I am not an expert in math, but as an electronics tech we use sinewaves all the time. I understand how it is derived from a circle well enough ( a phasor rotating about a circle).

And that makes sense as that is how electricity can be generated due to the orientation of the generator physical parts.

However, let's say we are using an oval instead of a circle with our phasor, can we still technically say it is a sinewave, or do we say it is sinusodal, or what?

I think that by definition below we can call rotating about an oval a sinewave, but then I don't think the numbers would be right, as official sine numbers (sine of 90 is1) are only for a circle , right?

My old Radio Shack dictionary of electronics states:

SINEWAVE: A wave which can be expressed as the sine of a linear function of time, space, or both.
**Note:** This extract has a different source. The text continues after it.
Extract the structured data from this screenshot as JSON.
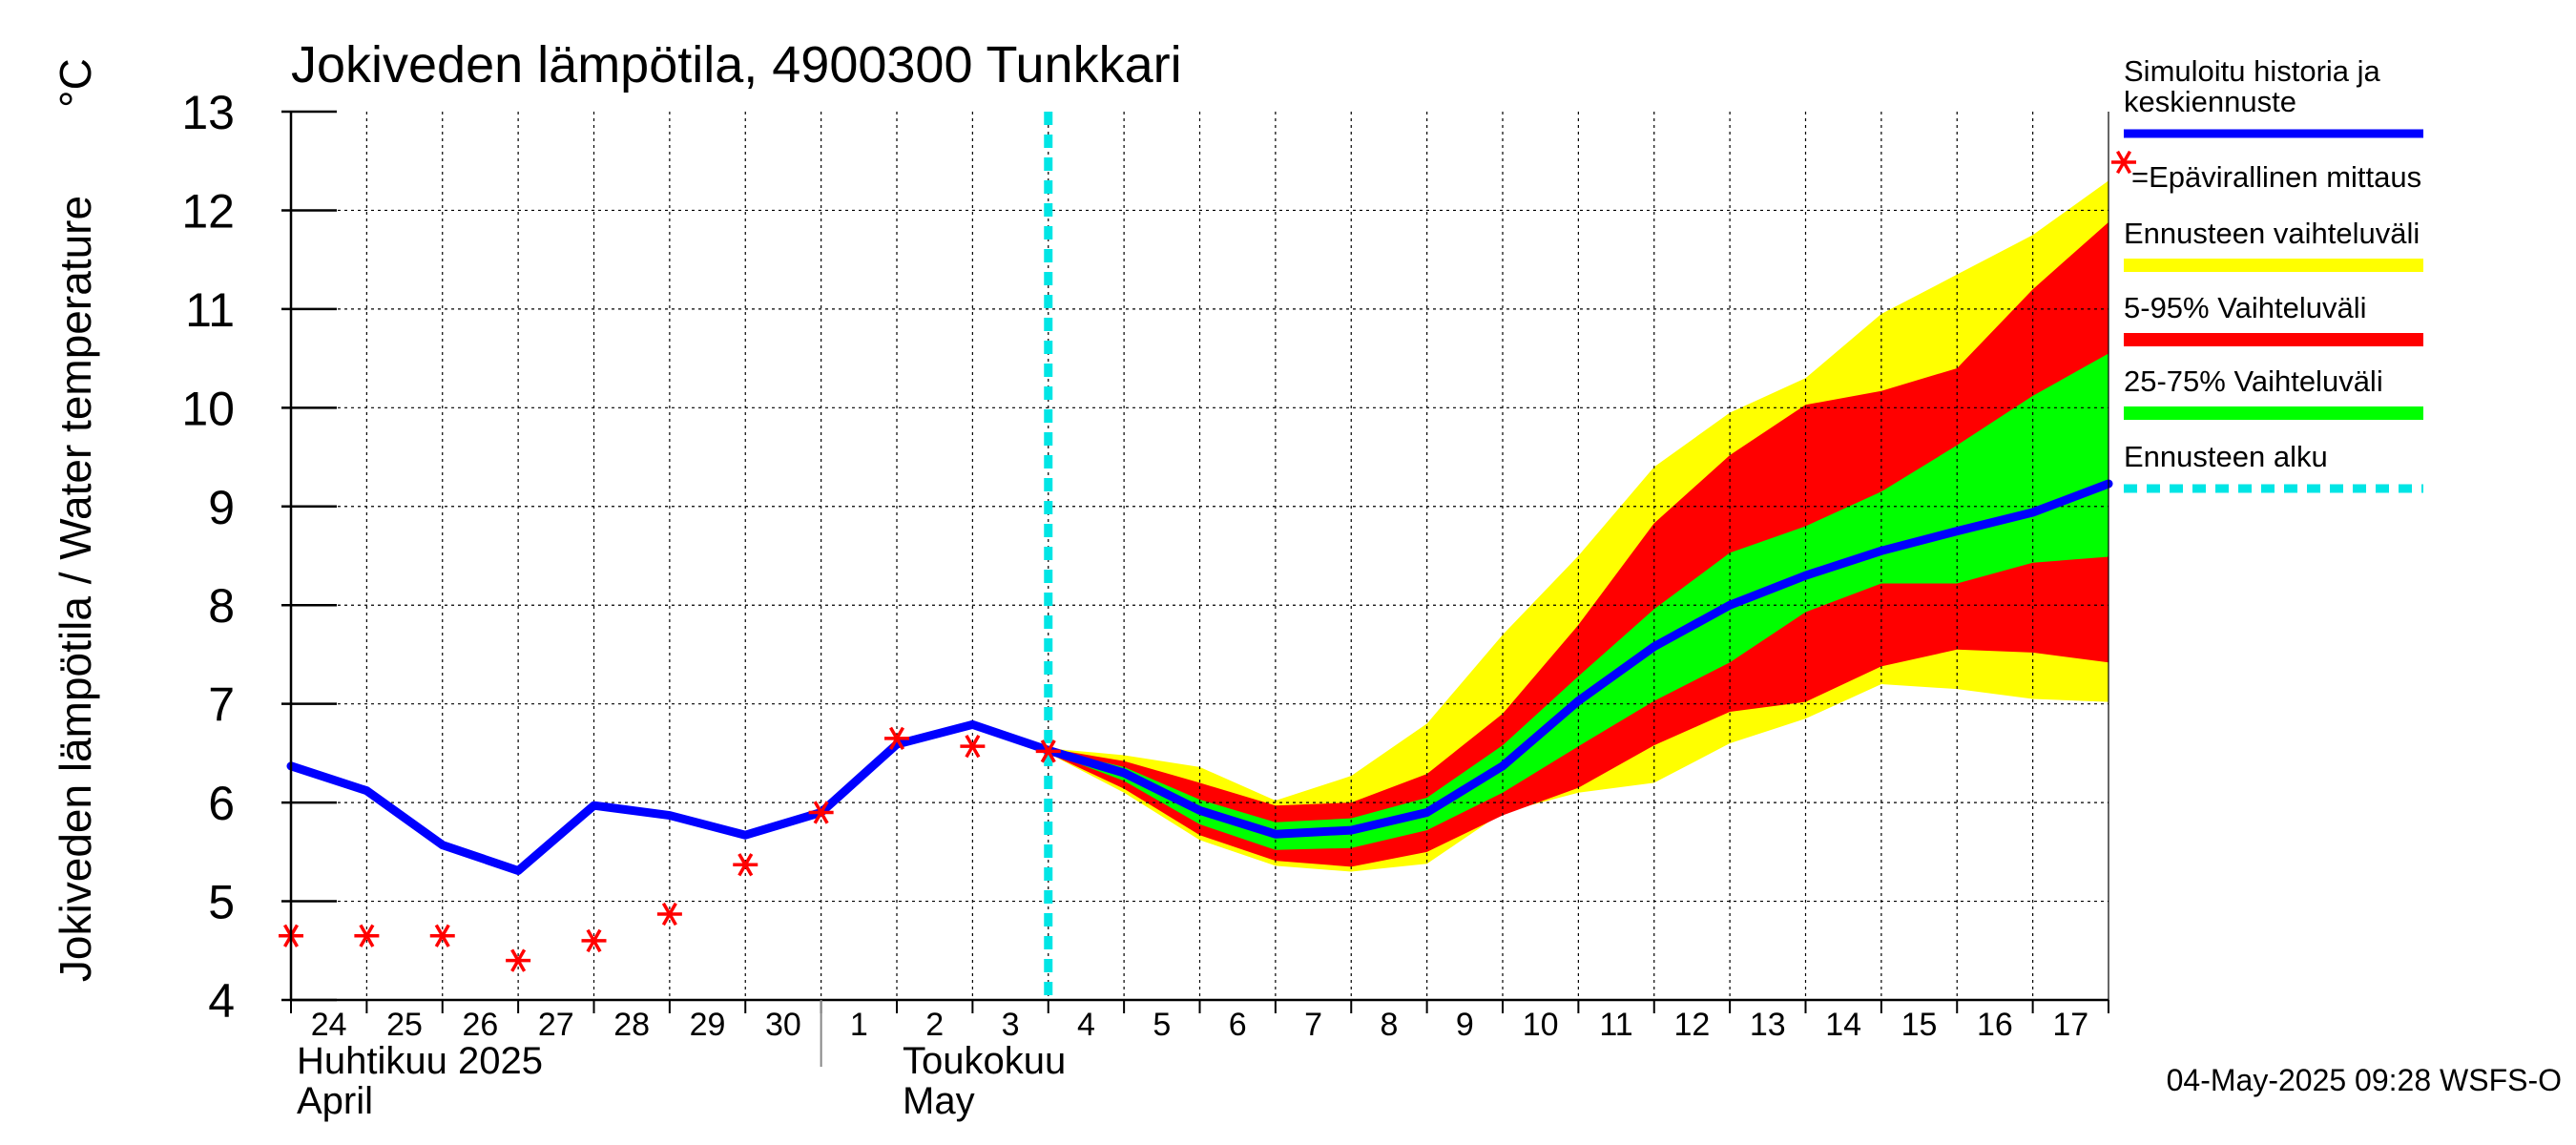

if sine is opposite divided by hypotenuse, then to me it appears that a phasor through an oval will get you a sinewave? I am confused.

Simply, does it have to be a circle to be a sinewave? Is there an official sinewave and anything else is not?


Thanks

Tomelex

 

[sachinism]

well my answer to this would be

yes and no

no in the sense that the same rules owuldnt follow as u said and we would have to develop a altogether new system in such a case

yes int he sense that this owuld be perfectly true if it ould be giving us the same sine values for all the angles as in the general conventional sense but for this we would have to have a corresponding analogue of pythogoras theorem .

 

[tomelex]

Thank you sachinism for your reply.

given the definition of a sinewave in the previous post, then I assume that a linear function means say degrees, seconds, etc.

So, a sinewave as I learned in electronics, developed from a phasor in a circle, is not the only wave that can be described as a sinewave, in fact, any waveform that can be sort of divided in time or space into increments, and then you do the opposite over the hypotenuse thing, then you have a sinewave.

So, sinewave just means you did opposite divided by hypotenuse, not that it was a circle to start with at all. The sine function on my calculator assumes you did a circle.

Therefore, when you invoke the sine function on your calculator, if you are not measuring a circle, you will not be 100% accurate, but if the waveform looks sort of like a circle, then pressing the sine button on the caluclator will get you close. I think.